これはかなりワンダフルな一品であると、言わざるを得ない!
「いやー美味しいねぇ!」
「○△☆★◎■ ありがとうゴザイマス」
とお母さんがニッコリ微笑んでくれる。どうみても日本の人みたいなんだけどね。やはり人類、繋がっているのである。
いやぁ 大満足!これは本当に旨い店であった。
勘定は6800円程度。まあ量的にみると、今日のオーダーはふつうは3人でお腹一杯になるところでしょう。僕はともかくバイトのH君は180センチの剣道出身の猛者だし、、、と考えると、かなりお得な感じだと思う。

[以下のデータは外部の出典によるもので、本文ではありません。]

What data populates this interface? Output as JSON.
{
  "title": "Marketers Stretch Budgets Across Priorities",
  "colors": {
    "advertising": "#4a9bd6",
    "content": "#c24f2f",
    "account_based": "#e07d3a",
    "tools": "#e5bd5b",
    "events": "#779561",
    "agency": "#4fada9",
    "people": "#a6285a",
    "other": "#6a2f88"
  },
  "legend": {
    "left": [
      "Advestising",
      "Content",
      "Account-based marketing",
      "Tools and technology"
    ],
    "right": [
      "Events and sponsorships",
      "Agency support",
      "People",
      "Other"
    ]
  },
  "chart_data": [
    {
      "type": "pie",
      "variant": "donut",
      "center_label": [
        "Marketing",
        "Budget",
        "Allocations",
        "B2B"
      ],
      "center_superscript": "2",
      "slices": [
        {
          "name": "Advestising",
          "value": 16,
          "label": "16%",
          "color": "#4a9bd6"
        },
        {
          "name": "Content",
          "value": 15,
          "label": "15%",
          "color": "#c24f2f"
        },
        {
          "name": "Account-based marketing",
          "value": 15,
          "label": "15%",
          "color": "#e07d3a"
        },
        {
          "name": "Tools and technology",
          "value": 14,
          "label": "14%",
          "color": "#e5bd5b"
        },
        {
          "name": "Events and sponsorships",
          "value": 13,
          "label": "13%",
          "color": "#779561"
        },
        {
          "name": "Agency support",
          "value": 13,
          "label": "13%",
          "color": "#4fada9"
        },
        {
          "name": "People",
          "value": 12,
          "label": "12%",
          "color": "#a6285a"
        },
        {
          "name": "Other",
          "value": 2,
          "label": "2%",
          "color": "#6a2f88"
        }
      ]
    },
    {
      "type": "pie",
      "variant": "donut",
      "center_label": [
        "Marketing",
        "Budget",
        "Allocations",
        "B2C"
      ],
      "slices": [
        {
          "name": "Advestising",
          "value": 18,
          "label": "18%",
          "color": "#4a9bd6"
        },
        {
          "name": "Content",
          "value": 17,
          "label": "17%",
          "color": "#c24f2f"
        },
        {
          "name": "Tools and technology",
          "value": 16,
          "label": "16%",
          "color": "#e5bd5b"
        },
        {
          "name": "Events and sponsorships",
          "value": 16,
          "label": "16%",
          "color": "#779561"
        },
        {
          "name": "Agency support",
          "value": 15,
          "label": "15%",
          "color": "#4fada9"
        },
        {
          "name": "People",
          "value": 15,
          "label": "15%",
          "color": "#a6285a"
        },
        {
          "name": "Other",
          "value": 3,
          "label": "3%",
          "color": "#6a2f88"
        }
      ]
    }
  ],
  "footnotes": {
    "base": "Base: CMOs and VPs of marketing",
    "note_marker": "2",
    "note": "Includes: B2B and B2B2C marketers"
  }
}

僕らが食べ終わるころ、ペルー人のカップルが入ってきて座り、「ロモ・サルタド」と頼んでいた。やっぱり国民的定食なんだな!
いや旨かった!
ただ、藤沢市というロケーションは、現在東京住まいの僕には少し遠いので、わざわざ腰を上げるかというとかなり微妙なのだが、でも川崎の「インティライミ」で美味しいと思った人には、同じように美味しく、しかも味の傾向が少しずつ違い、違う料理も楽しめるという意味で非常に穴場だと思う。
しかしさすがに南米料理オタクの柴田さんである。彼のお薦め店で外れたことは一回もない。
実は彼の最近のお薦めが、新橋にある、日本人が腕を振るうペルー料理屋だという。ここにもいずれ行ってみたい!と思いつつ腹一杯の夜であった。